In British English, the thinking man's crumpet or thinking woman's crumpet is a humorous term for a person who is popular with the opposite sex because of their intelligence and their physical attractiveness.

The expression is derived from the slang use of the term "crumpet" to refer to a woman who is regarded as an object of sexual desire.

==Usage==
The first person to be called "the thinking man's crumpet" was Joan Bakewell, by humourist Frank Muir, following her appearances in highbrow television discussion programmes such as BBC2's Late Night Line-Up.

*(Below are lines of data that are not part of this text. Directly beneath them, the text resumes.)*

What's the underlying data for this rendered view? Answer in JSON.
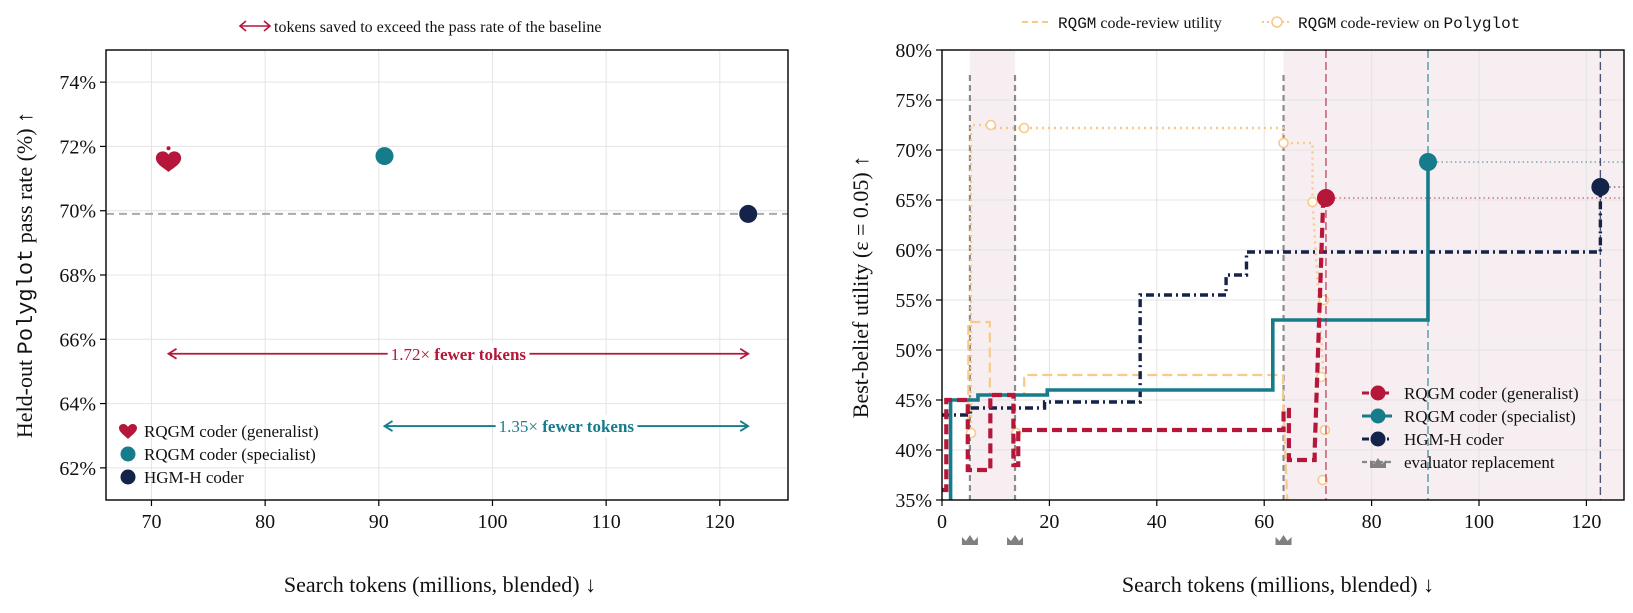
{
  "chart_data": [
    {
      "type": "scatter",
      "top_legend": "tokens saved to exceed the pass rate of the baseline",
      "ylabel": {
        "prefix": "Held-out ",
        "mono": "Polyglot",
        "suffix": " pass rate (%) ↑"
      },
      "xlabel": "Search tokens (millions, blended) ↓",
      "xlim": [
        66,
        126
      ],
      "ylim": [
        61,
        75
      ],
      "xticks": [
        70,
        80,
        90,
        100,
        110,
        120
      ],
      "yticks": [
        62,
        64,
        66,
        68,
        70,
        72,
        74
      ],
      "ytick_suffix": "%",
      "grid": true,
      "baseline_y": 69.9,
      "points": [
        {
          "name": "RQGM coder (generalist)",
          "x": 71.5,
          "y": 71.6,
          "color": "#b5163a",
          "marker": "heart"
        },
        {
          "name": "RQGM coder (specialist)",
          "x": 90.5,
          "y": 71.7,
          "color": "#167c8c",
          "marker": "circle"
        },
        {
          "name": "HGM-H coder",
          "x": 122.5,
          "y": 69.9,
          "color": "#14234a",
          "marker": "circle"
        }
      ],
      "arrows": [
        {
          "x1": 71.5,
          "x2": 122.5,
          "y": 65.55,
          "label_num": "1.72×",
          "label_bold": "fewer tokens",
          "color": "#b5163a"
        },
        {
          "x1": 90.5,
          "x2": 122.5,
          "y": 63.3,
          "label_num": "1.35×",
          "label_bold": "fewer tokens",
          "color": "#167c8c"
        }
      ],
      "legend_position": "lower-left",
      "legend": [
        "RQGM coder (generalist)",
        "RQGM coder (specialist)",
        "HGM-H coder"
      ]
    },
    {
      "type": "line",
      "top_legend": [
        {
          "parts": [
            {
              "t": "RQGM",
              "mono": true
            },
            {
              "t": " code-review utility",
              "mono": false
            }
          ]
        },
        {
          "parts": [
            {
              "t": "RQGM",
              "mono": true
            },
            {
              "t": " code-review on ",
              "mono": false
            },
            {
              "t": "Polyglot",
              "mono": true
            }
          ]
        }
      ],
      "ylabel": "Best-belief utility (ε = 0.05) ↑",
      "xlabel": "Search tokens (millions, blended) ↓",
      "xlim": [
        0,
        127
      ],
      "ylim": [
        35,
        80
      ],
      "xticks": [
        0,
        20,
        40,
        60,
        80,
        100,
        120
      ],
      "yticks": [
        35,
        40,
        45,
        50,
        55,
        60,
        65,
        70,
        75,
        80
      ],
      "ytick_suffix": "%",
      "grid": true,
      "shaded_regions": [
        [
          5.2,
          13.6
        ],
        [
          63.6,
          127
        ]
      ],
      "evaluator_replacements": [
        5.2,
        13.6,
        63.6
      ],
      "series": [
        {
          "name": "RQGM coder (generalist)",
          "color": "#b5163a",
          "style": "dashed",
          "x": [
            0,
            0.8,
            0.8,
            4.8,
            4.8,
            9,
            9,
            13.3,
            13.3,
            14.2,
            14.2,
            63.6,
            63.6,
            64.6,
            64.6,
            69.4,
            69.4,
            71
          ],
          "y": [
            36,
            36,
            45,
            45,
            38,
            38,
            45.5,
            45.5,
            38.5,
            38.5,
            42,
            42,
            44,
            44,
            39,
            39,
            40,
            65.2
          ],
          "end": {
            "x": 71.5,
            "y": 65.2
          }
        },
        {
          "name": "RQGM coder (specialist)",
          "color": "#167c8c",
          "style": "solid",
          "x": [
            1.6,
            1.6,
            6.7,
            6.7,
            19.6,
            19.6,
            61.6,
            61.6,
            90.5,
            90.5
          ],
          "y": [
            35,
            45,
            45,
            45.5,
            45.5,
            46,
            46,
            53,
            53,
            68.8
          ],
          "end": {
            "x": 90.5,
            "y": 68.8
          }
        },
        {
          "name": "HGM-H coder",
          "color": "#14234a",
          "style": "dashdot",
          "x": [
            0,
            5.3,
            5.3,
            19.1,
            19.1,
            36.9,
            36.9,
            52.9,
            52.9,
            56.7,
            56.7,
            122.6,
            122.6
          ],
          "y": [
            43.5,
            43.5,
            44.2,
            44.2,
            44.8,
            44.8,
            55.5,
            55.5,
            57.5,
            57.5,
            59.8,
            59.8,
            66.3
          ],
          "end": {
            "x": 122.6,
            "y": 66.3
          }
        },
        {
          "name": "RQGM code-review utility",
          "color": "#f9c98a",
          "style": "dashed",
          "x": [
            4.9,
            4.9,
            8.9,
            8.9,
            15.3,
            15.3,
            63.5,
            63.5,
            64.3
          ],
          "y": [
            41,
            52.8,
            52.8,
            45.5,
            45.5,
            47.5,
            47.5,
            45,
            35
          ]
        },
        {
          "name": "RQGM code-review on Polyglot",
          "color": "#f9c98a",
          "style": "dotted",
          "x": [
            5.4,
            5.4,
            9.1,
            9.1,
            15.3,
            15.3,
            63.5,
            63.5,
            69,
            69,
            71
          ],
          "y": [
            41.5,
            72.5,
            72.5,
            72.2,
            72.2,
            72.2,
            72.2,
            70.7,
            70.7,
            64.8,
            48
          ],
          "markers_x": [
            5.4,
            9.1,
            13.8,
            15.3,
            63.6,
            69,
            70.6,
            71.1,
            71.3,
            70.9
          ],
          "markers_y": [
            41.7,
            72.5,
            41.7,
            72.2,
            70.7,
            64.8,
            47.3,
            55,
            42,
            37
          ]
        }
      ],
      "legend_position": "lower-right",
      "legend": [
        "RQGM coder (generalist)",
        "RQGM coder (specialist)",
        "HGM-H coder",
        "evaluator replacement"
      ]
    }
  ]
}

Bakewell is still synonymous with the phrase, but it has subsequently been applied to other high-profile women such as Anne Gregg, Joanna Lumley, Kate Bush and Felicity Kendal, and, more recently, Helen Mirren, Lucy Worsley and Gillian Anderson. In a poll in the Radio Times in 2003, Nigella Lawson received the most votes to be the readers' "thinking man's crumpet".

Almost half a century after Muir deployed the term, Bakewell (by then Baroness Bakewell and a Dame Commander of the British Empire) remarked that "it has taken me a lifetime to live it down. It was meant as a compliment I suppose, but it was a little bit of a put-down".

Actors Benedict Cumberbatch, Colin Firth and Bill Nighy have been called "the thinking woman's crumpet" by the press.

After the release of the 1997 film Titanic, Kate Winslet was dubbed by one newspaper as "the sinking man's crumpet".

Stewart Lee called Andrew Graham-Dixon "the crumpet man's thinker."